FREE WHITEWATER

The Tech Park Board and a Waste Digester

Bad leaders and ideas often go in only one direction: from bad to worse. One sees the truth of that in the agenda for today’s Tech Park Board meeting:

13. ADJOURNMENT to Closed Session, TO RECONVENE APPROXIMATELY 45 MINUTES AFTER ADJOURNMENT TO CLOSED SESSION, per Wisconsin Statutes 19.85(1)(e) “Deliberating or negotiating the purchasing of public properties, the investing of public funds, or conducting other specified public business, whenever competitive or bargaining reasons require a closed session.” and pursuant to Chapter 19.85(1)(c) for “considering employment, promotion, compensation or performance evaluation data of any public employee over which the governmental body has jurisdiction or exercises responsibility.”
Items to be Discussed: 1) Innovation Center Director performance; 2) Update on negotiations with Green Energy Holdings, LLC, for locating a facility in the city of Whitewater; 3) Discuss entering into a vacant land listing contract with MLG Commercial, LLC, for the sale of Whitewater University Technology Park property; 4) Discussion of Prospective Clients

(Emphasis added.)

I’m not a bit surprised. The few men inside this city who have secretively hawked this scheme to haul filth and waste from Chicago, Madison, and Milwaukee to Whitewater will not soon relent.

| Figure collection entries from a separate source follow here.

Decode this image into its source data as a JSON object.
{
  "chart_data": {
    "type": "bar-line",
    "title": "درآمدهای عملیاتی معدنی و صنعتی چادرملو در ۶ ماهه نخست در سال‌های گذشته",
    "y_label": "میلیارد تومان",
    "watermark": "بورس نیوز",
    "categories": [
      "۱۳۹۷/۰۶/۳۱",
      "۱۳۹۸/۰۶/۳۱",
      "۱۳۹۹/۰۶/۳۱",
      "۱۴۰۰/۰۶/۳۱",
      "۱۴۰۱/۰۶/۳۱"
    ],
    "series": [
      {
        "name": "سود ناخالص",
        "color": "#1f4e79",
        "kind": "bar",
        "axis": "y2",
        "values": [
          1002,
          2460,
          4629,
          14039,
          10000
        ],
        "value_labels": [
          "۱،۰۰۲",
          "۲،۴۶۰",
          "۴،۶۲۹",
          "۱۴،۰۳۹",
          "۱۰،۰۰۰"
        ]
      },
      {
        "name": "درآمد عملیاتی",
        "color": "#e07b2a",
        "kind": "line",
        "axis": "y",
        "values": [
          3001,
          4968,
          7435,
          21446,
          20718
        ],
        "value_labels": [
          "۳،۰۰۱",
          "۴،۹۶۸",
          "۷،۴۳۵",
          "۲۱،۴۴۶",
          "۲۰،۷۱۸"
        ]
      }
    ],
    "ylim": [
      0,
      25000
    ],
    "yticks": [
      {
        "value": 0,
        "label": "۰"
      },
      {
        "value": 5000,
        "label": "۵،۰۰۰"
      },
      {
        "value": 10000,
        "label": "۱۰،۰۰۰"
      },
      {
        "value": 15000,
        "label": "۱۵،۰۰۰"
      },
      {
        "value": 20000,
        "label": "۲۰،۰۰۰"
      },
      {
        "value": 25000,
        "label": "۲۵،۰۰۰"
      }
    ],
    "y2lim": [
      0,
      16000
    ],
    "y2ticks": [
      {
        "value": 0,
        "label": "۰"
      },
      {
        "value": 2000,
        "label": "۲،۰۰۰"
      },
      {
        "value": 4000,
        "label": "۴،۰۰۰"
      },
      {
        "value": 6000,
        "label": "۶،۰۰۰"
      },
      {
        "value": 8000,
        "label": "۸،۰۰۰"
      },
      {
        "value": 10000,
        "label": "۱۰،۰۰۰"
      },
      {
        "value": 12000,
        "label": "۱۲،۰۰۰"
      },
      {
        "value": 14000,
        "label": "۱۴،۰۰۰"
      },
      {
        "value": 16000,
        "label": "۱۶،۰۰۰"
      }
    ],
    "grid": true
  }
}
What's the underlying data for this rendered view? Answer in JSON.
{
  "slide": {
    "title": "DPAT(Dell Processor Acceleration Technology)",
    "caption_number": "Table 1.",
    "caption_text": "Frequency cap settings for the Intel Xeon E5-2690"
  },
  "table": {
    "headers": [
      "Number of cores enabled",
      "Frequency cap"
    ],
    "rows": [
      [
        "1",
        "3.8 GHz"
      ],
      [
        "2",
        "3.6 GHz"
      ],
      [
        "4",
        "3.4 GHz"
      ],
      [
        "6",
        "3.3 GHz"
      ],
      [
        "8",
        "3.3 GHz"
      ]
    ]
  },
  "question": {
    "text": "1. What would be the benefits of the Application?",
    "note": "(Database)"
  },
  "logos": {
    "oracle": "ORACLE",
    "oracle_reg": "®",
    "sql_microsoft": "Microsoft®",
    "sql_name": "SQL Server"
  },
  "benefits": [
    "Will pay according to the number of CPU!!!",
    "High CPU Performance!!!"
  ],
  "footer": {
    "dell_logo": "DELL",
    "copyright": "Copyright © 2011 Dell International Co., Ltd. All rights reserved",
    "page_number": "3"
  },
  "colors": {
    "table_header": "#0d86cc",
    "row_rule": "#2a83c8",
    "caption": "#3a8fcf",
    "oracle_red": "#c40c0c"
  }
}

It’s for that reason, after all, that I created a category dedicated to the particular proposal, and a second category on waste digesters.

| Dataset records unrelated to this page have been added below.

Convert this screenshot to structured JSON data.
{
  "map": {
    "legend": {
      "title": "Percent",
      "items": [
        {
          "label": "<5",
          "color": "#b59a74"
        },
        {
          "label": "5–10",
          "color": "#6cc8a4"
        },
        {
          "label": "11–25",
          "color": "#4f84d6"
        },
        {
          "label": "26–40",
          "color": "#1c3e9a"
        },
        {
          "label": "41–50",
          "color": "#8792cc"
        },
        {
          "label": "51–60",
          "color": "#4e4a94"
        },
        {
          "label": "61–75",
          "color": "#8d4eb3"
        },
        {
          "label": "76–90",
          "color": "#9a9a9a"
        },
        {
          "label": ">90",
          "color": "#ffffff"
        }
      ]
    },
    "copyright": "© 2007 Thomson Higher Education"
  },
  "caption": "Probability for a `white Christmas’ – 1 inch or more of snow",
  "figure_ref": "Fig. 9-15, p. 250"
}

The series I ran on waste digesters was by design an introductory series (“Introduction to Waste Digesters:…”). That series anticipated a far longer and more detailed review of this program, through published posts, informal requests for information, requests for information under the law, and a defense of those requests and other claims at law. One has every reason to see this through, day in, day out.

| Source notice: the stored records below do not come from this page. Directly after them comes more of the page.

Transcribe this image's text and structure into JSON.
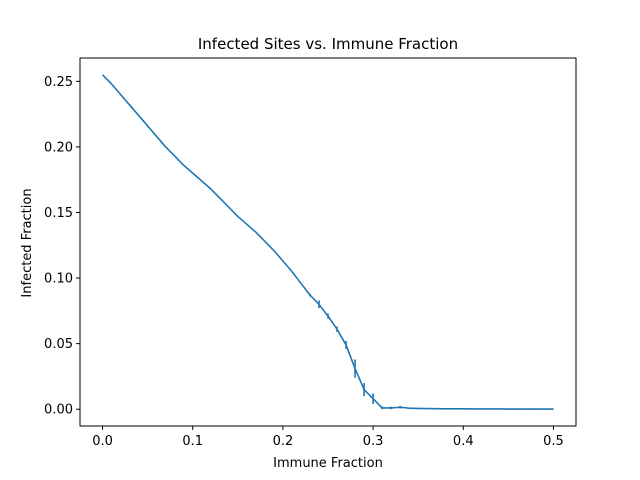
{
  "chart_data": {
    "type": "line",
    "title": "Infected Sites vs. Immune Fraction",
    "xlabel": "Immune Fraction",
    "ylabel": "Infected Fraction",
    "xlim": [
      -0.025,
      0.525
    ],
    "ylim": [
      -0.0128,
      0.2678
    ],
    "xticks": [
      0.0,
      0.1,
      0.2,
      0.3,
      0.4,
      0.5
    ],
    "xtick_labels": [
      "0.0",
      "0.1",
      "0.2",
      "0.3",
      "0.4",
      "0.5"
    ],
    "yticks": [
      0.0,
      0.05,
      0.1,
      0.15,
      0.2,
      0.25
    ],
    "ytick_labels": [
      "0.00",
      "0.05",
      "0.10",
      "0.15",
      "0.20",
      "0.25"
    ],
    "grid": false,
    "series_color": "#1f77b4",
    "series": [
      {
        "x": [
          0.0,
          0.01,
          0.02,
          0.03,
          0.04,
          0.05,
          0.06,
          0.07,
          0.08,
          0.09,
          0.1,
          0.11,
          0.12,
          0.13,
          0.14,
          0.15,
          0.16,
          0.17,
          0.18,
          0.19,
          0.2,
          0.21,
          0.22,
          0.23,
          0.24,
          0.25,
          0.26,
          0.27,
          0.28,
          0.29,
          0.3,
          0.31,
          0.32,
          0.33,
          0.34,
          0.35,
          0.36,
          0.37,
          0.38,
          0.39,
          0.4,
          0.41,
          0.42,
          0.43,
          0.44,
          0.45,
          0.46,
          0.47,
          0.48,
          0.49,
          0.5
        ],
        "y": [
          0.255,
          0.248,
          0.24,
          0.232,
          0.224,
          0.216,
          0.208,
          0.2,
          0.193,
          0.186,
          0.18,
          0.174,
          0.168,
          0.161,
          0.154,
          0.147,
          0.141,
          0.135,
          0.128,
          0.121,
          0.113,
          0.105,
          0.096,
          0.087,
          0.08,
          0.071,
          0.061,
          0.049,
          0.031,
          0.015,
          0.008,
          0.001,
          0.001,
          0.0015,
          0.0008,
          0.0006,
          0.0005,
          0.0004,
          0.0003,
          0.0003,
          0.0003,
          0.0002,
          0.0002,
          0.0002,
          0.0002,
          0.0001,
          0.0001,
          0.0001,
          0.0001,
          0.0001,
          0.0001
        ],
        "err": [
          0.0,
          0.0,
          0.0,
          0.0,
          0.0,
          0.0,
          0.0,
          0.0,
          0.0,
          0.0,
          0.0,
          0.0,
          0.0,
          0.0,
          0.0,
          0.0,
          0.0,
          0.0,
          0.0,
          0.0,
          0.0,
          0.0,
          0.0,
          0.001,
          0.003,
          0.002,
          0.002,
          0.003,
          0.007,
          0.005,
          0.004,
          0.001,
          0.001,
          0.001,
          0.0005,
          0.0003,
          0.0003,
          0.0002,
          0.0002,
          0.0002,
          0.0001,
          0.0001,
          0.0001,
          0.0001,
          0.0001,
          0.0001,
          0.0001,
          0.0001,
          0.0001,
          0.0001,
          0.0001
        ]
      }
    ]
  }
}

A vast commercial waste digester is worse than an ill-considered idea: it’s utterly wrong for municipal finances, for Whitewater’s environment, for her economy, and it’s an affront to open and responsible government. Claims on behalf of the idea are empty lies, worse than ordinary lies in they’re transparently false, self-contradictory, and absurd. They’re destructive of the beauty and health of our small city.

I’ve a few questions, too, for the Tech Park Board, and officials in the City of Whitewater and the University.

1. What’s Green Energy Holdings, LLC? For goodness’ sake, why can’t you even get right the corporate form of the Wisconsin entity with whom you’re dealing? One knows that the same outside men behind this venture in Maribel and other places have a habit of using multiple business names, but then refusing to give their true business name to the press, or to citizens, even during public meetings.

What is the business name and form for a possible Whitewater deal? It’s not Green Energy Holdings, LLC, for goodness’ sake (unless they’ve started using multiple names now in Whitewater as they have elsewhere).

Follow up question, along this line: Why would you make a deal with no sound information, no proper assessment, and under those circumstances with a so-called partner that’s met with opposition and scorn wherever it has tried to locate?

2. Reliance on a Public Official Heading Out the Door. All Whitewater knows that former City Manager Brunner kept this deal under the radar, in closed sessions, and only sprang it on the public as he was heading out the door. I’ve written as much, and the reason is obvious: the more people learn about this plan, the more than they see it’s all loss and no gain to the community.

But Whitewater isn’t the only city in Wisconsin where a municipal leader quickly sprang this idea on his community before heading out the door. The same thing was tried in Stanley, Wisconsin.

Same interests behind the deal, same approach: have a leader flack the proposal as fast as possible just as he heads out the door.

I’m sure it’s just an amazing coincidence, but it’s odd, isn’t it? I’ve no idea why it would be.

In Brunner’s case, he’s no longer in city office, but he’s still on the Tech Park Board (as a citizen rep!), and in public office in the county. (See, along these lines, About ‘Citizen’ Reps on Commissions.)

Doubt not that a few people on this town will try whatever they can to bring the largest waste, filth, and scum-hauling scheme Whitewater has ever seen to this city for their own foolish and selfish reasons.